In a meta-analysis summarised by Smith et al. [30] MR imaging while resulting in high specificity has poorer sensitivity when used to diagnose cartilage disease. Additionally, higher-field-strength MR imaging machines are superior to lower-field-strength equipment and higher-grade lesions are easier to detect than lower-grade ones. The study by Figueroa et al. [13] had an MR imaging sensitivity of 45 % and specificity of 100 %. It was also highlighted that a considerable number of lesions will remain undetected until arthroscopy. The utility of MR imaging in diagnosing cartilage injuries has been concluded to be more doubtful than in diagnosing meniscus tears [23].

It has been shown by the present study that most false readings for cartilage were for injuries in the medial femoral condyle and medial patella facet in contrast to the findings by Disler et al. [9] (Table 4). It was reported in their study that the lateral tibial plateau resulted in the most false readings for cartilage injuries. Like us, it has been concluded by many authors that MR imaging is not able to replace arthroscopy as a diagnostic tool, but may be used as a tool for exclusion due to its high specificity [13, 14].

The present study confirms that medial meniscus injuries are more common than lateral meniscus injuries in ACL-deficient knees. In addition, more than 30 % of ACL-deficient knees had tears in both menisci, emphasising the importance of careful inspection of both menisci during surgery. According to the present study, age is a significant positive factor affecting the diagnostic accuracy of MR imaging for medial meniscus tears.
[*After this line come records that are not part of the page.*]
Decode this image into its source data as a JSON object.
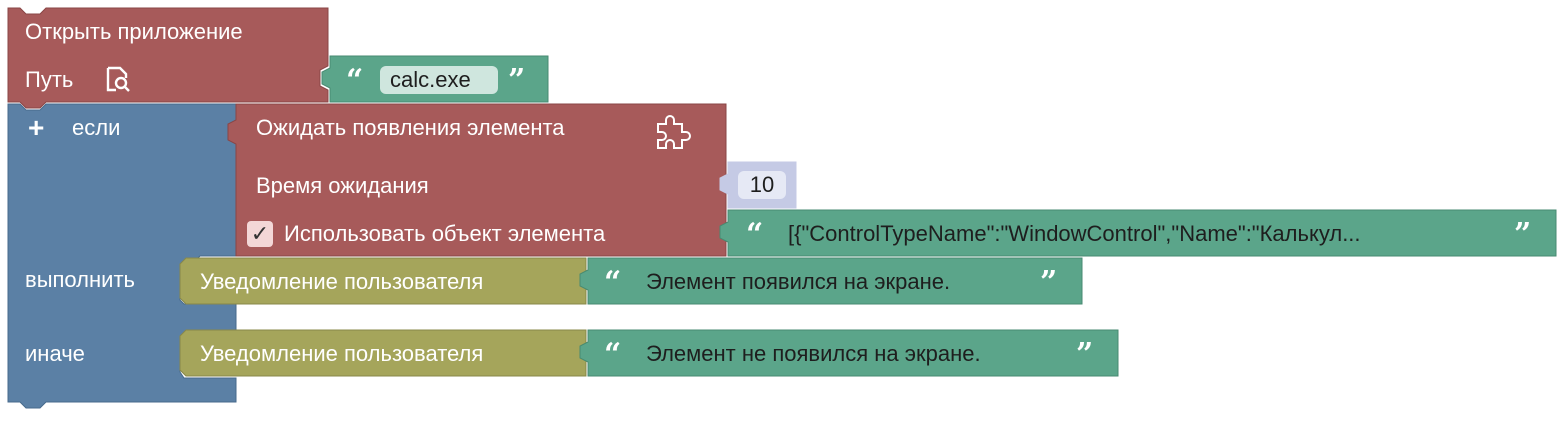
{
  "colors": {
    "app_block": "#a75a5a",
    "app_block_dark": "#8a4545",
    "if_block": "#5b80a5",
    "if_block_dark": "#476a8c",
    "text_block": "#5ba58a",
    "text_block_dark": "#478a71",
    "notify_block": "#a5a55b",
    "notify_block_dark": "#88884a",
    "number_block": "#c5cae5",
    "field_light": "#cfe6de"
  },
  "open_app": {
    "title": "Открыть приложение",
    "path_label": "Путь",
    "browse_icon": "file-search-icon",
    "path_value": "calc.exe"
  },
  "if_block": {
    "add_icon": "+",
    "if_label": "если",
    "do_label": "выполнить",
    "else_label": "иначе"
  },
  "wait_block": {
    "title": "Ожидать появления элемента",
    "settings_icon": "puzzle-icon",
    "timeout_label": "Время ожидания",
    "timeout_value": "10",
    "checkbox_checked": true,
    "checkbox_mark": "✓",
    "use_object_label": "Использовать объект элемента",
    "element_value": "[{\"ControlTypeName\":\"WindowControl\",\"Name\":\"Калькул..."
  },
  "notify_do": {
    "title": "Уведомление пользователя",
    "message": "Элемент появился на экране."
  },
  "notify_else": {
    "title": "Уведомление пользователя",
    "message": "Элемент не появился на экране."
  },
  "quote_open": "“",
  "quote_close": "”"
}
MR imaging has also been found to have poorer accuracy in the detection of tears in the lateral meniscus. It may be prudent to include this information when counselling patients preoperatively.

One limitation of this study is the assumption of arthroscopy being the gold standard for confirmation. The direct visualisation of a tear is confirmation of the injury, but it is still surgeon dependent [19, 27]. The second limitation is that we reviewed all patients who had their surgery within 3 months of their MR imaging. Ideally, it would be better if the time from MR imaging to surgery was less than 6 weeks. However due to our referral pattern, the waiting time till surgery is approximately 2–3 months. Having 6 weeks as a criterion would leave a sample size that is too small to evaluate.

Finally, there was no control group used. The analysis of diagnostic accuracy of MR imaging in detecting menisci and chondral injuries in patients without ACL injury would have been possible with a control group of ACL-competent knees.

Conclusion

MR imaging remains a reliable tool for assessing meniscal tears and cartilage defects preoperatively. It is most accurate for evaluating medial meniscal tears and least accurate for lateral meniscal tears.